Los vencedores de las elecciones europeas de 2014 no lo ven así: “Teníamos un acuerdo, debe respetarse”, asegura el alemán Manfred Weber, líder de los eurodiputados del PPE, que deben designar a su candidato a la Eurocámara antes del 13 de diciembre.

“Yo no seré candidato”, avanza Weber, a quien muchos de sus compañeros verían bien como presidente del Parlamento Europeo. Por su parte, el influyente eurodiputado belga Guy Verhofstadt, líder del Grupo de la Alianza de los Liberales y Demócratas por Europa (ALDE), aparece como un candidato de consenso en caso de bloqueo.

– ‘La gran coalición es historia’ –

Los partidos europeos se ven obligados a pactar, ya que ninguno cuenta con la mayoría absoluta en las instituciones europeas.
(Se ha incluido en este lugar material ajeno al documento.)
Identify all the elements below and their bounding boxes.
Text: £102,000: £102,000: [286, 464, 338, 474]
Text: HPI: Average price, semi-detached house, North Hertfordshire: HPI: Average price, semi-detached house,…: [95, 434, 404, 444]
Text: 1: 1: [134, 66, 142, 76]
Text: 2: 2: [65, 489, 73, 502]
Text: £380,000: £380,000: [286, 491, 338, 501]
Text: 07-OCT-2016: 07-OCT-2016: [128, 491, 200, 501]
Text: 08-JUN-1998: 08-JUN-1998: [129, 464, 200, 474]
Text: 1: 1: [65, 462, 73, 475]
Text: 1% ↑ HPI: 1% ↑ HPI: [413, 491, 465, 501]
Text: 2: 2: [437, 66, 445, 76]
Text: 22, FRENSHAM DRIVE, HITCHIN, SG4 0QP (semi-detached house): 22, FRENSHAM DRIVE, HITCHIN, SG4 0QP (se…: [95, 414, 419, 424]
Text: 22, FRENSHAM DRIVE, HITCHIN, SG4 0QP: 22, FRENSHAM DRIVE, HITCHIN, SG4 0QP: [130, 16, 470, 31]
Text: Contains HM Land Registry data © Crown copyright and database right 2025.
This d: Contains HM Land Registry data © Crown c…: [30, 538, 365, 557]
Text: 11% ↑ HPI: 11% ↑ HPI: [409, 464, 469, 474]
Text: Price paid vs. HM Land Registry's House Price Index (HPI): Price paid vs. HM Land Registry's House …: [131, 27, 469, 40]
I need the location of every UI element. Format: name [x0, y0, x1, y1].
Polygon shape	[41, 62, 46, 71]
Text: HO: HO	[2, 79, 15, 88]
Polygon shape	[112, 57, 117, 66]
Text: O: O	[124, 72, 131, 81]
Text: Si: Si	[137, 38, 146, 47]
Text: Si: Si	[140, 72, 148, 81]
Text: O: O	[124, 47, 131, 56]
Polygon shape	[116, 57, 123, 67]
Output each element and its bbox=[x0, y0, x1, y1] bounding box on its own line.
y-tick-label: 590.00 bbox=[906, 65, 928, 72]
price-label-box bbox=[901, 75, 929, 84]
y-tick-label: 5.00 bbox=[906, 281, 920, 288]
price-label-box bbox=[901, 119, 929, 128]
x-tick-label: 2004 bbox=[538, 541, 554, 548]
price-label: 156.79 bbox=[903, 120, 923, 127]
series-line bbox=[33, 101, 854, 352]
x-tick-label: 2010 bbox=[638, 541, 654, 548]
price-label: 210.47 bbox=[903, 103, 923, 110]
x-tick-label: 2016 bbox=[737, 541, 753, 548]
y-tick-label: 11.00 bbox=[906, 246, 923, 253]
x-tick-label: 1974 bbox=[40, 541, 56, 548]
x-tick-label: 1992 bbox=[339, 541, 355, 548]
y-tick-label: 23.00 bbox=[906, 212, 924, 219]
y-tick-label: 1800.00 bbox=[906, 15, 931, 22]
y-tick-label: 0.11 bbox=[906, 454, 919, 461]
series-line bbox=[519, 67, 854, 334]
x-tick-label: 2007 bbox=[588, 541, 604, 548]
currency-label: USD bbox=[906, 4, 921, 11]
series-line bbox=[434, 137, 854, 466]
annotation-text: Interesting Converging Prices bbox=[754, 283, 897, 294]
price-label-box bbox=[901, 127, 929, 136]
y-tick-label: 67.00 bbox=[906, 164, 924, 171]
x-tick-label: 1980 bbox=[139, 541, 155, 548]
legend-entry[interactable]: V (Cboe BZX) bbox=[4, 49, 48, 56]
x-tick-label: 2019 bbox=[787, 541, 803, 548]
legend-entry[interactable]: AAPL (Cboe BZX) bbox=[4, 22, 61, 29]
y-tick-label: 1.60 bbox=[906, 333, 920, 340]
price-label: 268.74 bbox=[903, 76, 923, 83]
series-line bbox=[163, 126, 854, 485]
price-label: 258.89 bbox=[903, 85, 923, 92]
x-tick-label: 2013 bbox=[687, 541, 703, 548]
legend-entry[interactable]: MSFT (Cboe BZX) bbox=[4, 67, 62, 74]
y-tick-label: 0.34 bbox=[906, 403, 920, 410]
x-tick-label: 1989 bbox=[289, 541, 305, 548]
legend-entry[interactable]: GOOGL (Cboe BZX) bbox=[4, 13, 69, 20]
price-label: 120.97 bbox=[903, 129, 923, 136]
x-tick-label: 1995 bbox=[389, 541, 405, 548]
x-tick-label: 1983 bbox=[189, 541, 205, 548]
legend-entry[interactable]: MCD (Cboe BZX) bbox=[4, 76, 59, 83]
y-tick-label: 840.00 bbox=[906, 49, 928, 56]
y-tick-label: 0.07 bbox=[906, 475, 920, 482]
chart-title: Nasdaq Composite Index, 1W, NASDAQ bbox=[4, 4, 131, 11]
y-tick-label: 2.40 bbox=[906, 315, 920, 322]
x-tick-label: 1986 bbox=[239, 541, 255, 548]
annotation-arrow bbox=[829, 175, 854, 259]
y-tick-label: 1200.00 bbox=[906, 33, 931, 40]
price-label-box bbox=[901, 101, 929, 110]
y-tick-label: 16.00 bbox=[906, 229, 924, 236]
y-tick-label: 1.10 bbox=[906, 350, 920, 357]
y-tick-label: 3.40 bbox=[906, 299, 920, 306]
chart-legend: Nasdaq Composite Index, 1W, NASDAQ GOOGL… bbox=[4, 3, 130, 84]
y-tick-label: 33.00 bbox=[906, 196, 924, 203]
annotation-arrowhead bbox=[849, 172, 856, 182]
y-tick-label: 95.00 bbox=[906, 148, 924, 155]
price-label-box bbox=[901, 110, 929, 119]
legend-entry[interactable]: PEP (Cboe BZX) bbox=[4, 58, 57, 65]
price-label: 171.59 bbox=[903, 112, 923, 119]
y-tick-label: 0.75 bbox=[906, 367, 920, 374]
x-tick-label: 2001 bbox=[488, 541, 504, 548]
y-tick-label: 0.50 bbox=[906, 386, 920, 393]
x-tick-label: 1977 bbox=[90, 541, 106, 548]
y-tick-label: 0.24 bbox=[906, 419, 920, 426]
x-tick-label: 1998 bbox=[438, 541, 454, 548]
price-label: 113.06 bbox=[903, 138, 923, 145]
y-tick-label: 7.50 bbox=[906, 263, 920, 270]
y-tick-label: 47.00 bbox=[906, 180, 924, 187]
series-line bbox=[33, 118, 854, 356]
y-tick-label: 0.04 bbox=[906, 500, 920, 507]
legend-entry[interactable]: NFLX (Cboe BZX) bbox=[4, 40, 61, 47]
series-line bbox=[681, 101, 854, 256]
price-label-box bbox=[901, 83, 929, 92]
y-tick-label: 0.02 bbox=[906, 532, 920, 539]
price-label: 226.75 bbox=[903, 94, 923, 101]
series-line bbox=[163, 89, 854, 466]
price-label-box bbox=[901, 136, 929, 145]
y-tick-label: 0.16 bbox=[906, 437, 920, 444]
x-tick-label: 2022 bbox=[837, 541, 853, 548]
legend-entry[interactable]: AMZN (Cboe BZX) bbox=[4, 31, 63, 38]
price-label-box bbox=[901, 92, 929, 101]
Conservadores, socialdemócratas y liberales forman parte, así, del Ejecutivo comunitario, y se han alternado tradicionalmente en la presidencia tanto de la Comisión como de la Eurocámara.

“Parece que la ‘gran coalición’ es historia”, se preocupa una fuente europea consultada por la AFP, en referencia a la colaboración legislativa estos últimos años entre el PPE y los socialdemócratas en el hemiciclo.

El propio Jean-Claude Juncker, agobiado por las consecuencias políticas de una ruptura entre sus dos principales familias políticas en un contexto de auge populista, apoyó incluso la continuidad de Schulz en la Eurocámara, subrayando el equilibrio necesario en el seno de la UE.

Un líder del PPE dijo que “la cuestión se solucionó en 2014”, cuando los socialdemócratas aceptaron la alternancia en la Eurocámara a cambio de que la italiana Federica Mogherini se convirtiera en jefa de la diplomacia europea.

En ese momento, el partido de Schulz y Mogherini rechazó la presidencia del Consejo Europeo, si bien, según fuentes parlamentarias, pueden presuntamente reclamarlo ahora en caso de no mantener las riendas de la Eurocámara.

El mandato del conservador Donald Tusk al frente de la institución que representa a los 28 mandatarios del bloque termina a mediados de 2017, y serán estos últimos los encargados de pronunciarse sobre su continuidad en otro mandato o su reemplazo.

“Las conversaciones no empezarán antes de primavera”, aunque el papel de Tusk “no es político en sí mismo”, destaca un allegado. “Si la ‘gran coalición’ se desmorona, el impacto no será en el Consejo”, apuntó, dejando entrever posibles motivos de preocupación para Jean-Claude Juncker.